*Hüseyin Hilmi bin Saîd hazretleri buyuruyor ki:*
Bir gün âbilere dedim ki: Bu yahûdîler, bir kelime için, koca bir kitap yazarlar. Meselâ bir siyah köpeğe *Arap* demek için, bir roman yazarlar, tiyatro yaparlar, filim çevirirler.
Yâhut da, yine temiz gençleri aldatmak için, meselâ onlara *Allah* yerine *Allah baba* dedirtmek için, bir kitap yazarlar.
Böylece bir *mürşid-i kâmil* görmiyen, dînini tam öğrenmiyen gençlerin îmânını çalarlar kardeşim. Bilmiyorlar çünkü. Doğrusunu bilseler, aldanmazlar.
Meselâ sarıklı sakallı, *hoca* şeklindeki bir sanatçının yapdığı harekete, bir *kahkaha* atsa, mâzallah *Küfr’e* girer, îmânını kaybeder.
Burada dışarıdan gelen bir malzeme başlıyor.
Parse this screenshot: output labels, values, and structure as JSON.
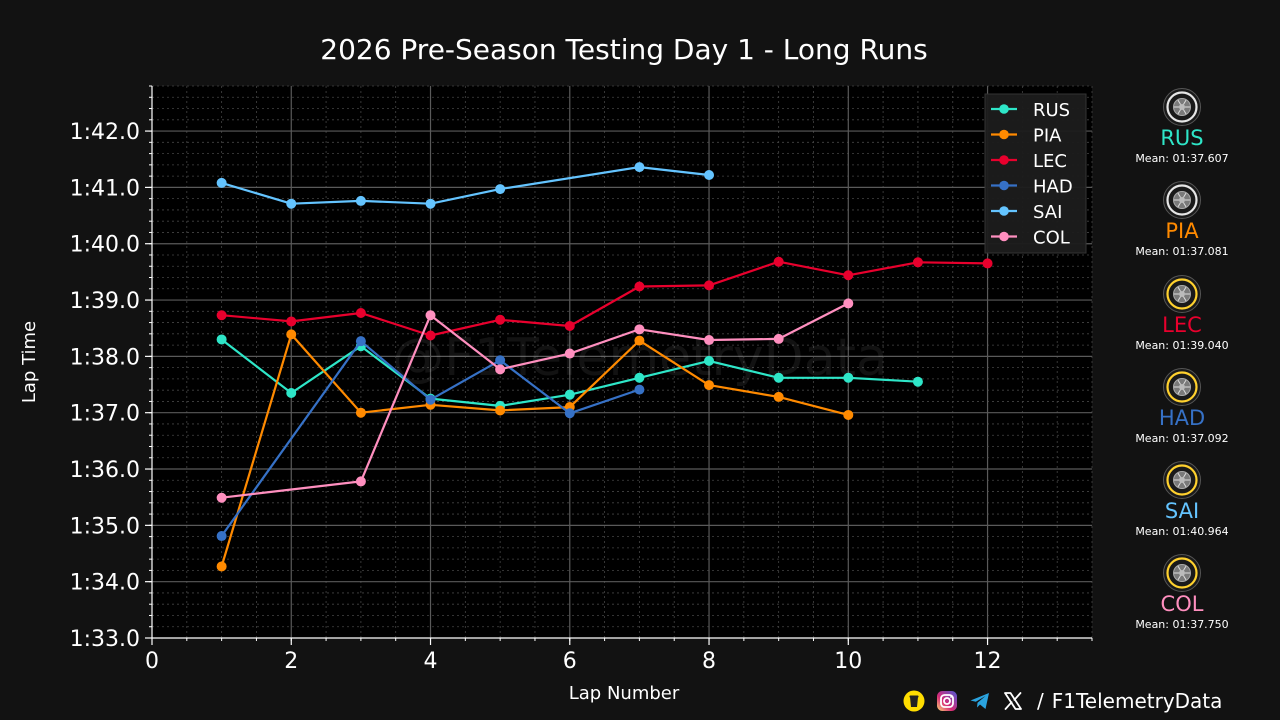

Çünkü dînen *kutsal* olan şeylere saygısızlık, *Küfr’e* sebep olur. Onun için böylelerini seyretmek uygun değil kardeşim.
Bu gün de bitdi. Bugün akşama kadar, kim bilir, kaç bin nefesimizi mevcutdan harcadık. Çünkü cenâb-ı Hak, insanları yaratmadan evvel, *iki* şeyi ezelde takdîr etdi, yazdı.
Bir tânesi *Rızk*’ımız, ikincisi *Nefes*’lerimiz. Bunlar sayılı, belli. Ezelde takdîr edilmiş. Hattâ her rızkın üzerinde, kime âitse, onun *İsmi* yazılı efendim.
Hiç kimse, kimsenin rızkını yiyemez. Ve hiç kimse, rızkını bitirmeden ölmez. Cenâb-ı Hakkın takdîri böyle. Allahü teâlânın işlerinde karışıklık olmaz. İnsanların işi karışıkdır.
*Elâ bi zikrillahi tatmeinnül kulûb*, sadakallahül azîm. Yâni kalblerin ferahlaması, sıkıntının giderilmesi, ancak *cenâb-ı Hakkı* hâtırlamakla mümkündür.
Eğer hâtırlıyamıyorsan, hâtırlıyan biriyle berâber ol, aynı şey. Yâhut da o zâtın *Kitâb*’ını oku, hâtırlatır sana. *Kabri*’ne git, *Rûhu*’na oku, hâtırlatır sana.
Namaz kıl, Kur’ân-ı kerîm oku, hâtırlarsın. Çünkü *Zikr* kelimesi, hatırlamak demekdir kardeşim. Düşünün ki, Allahü teâlânın *İlmi* sonsuz, *Kudreti* de sonsuz.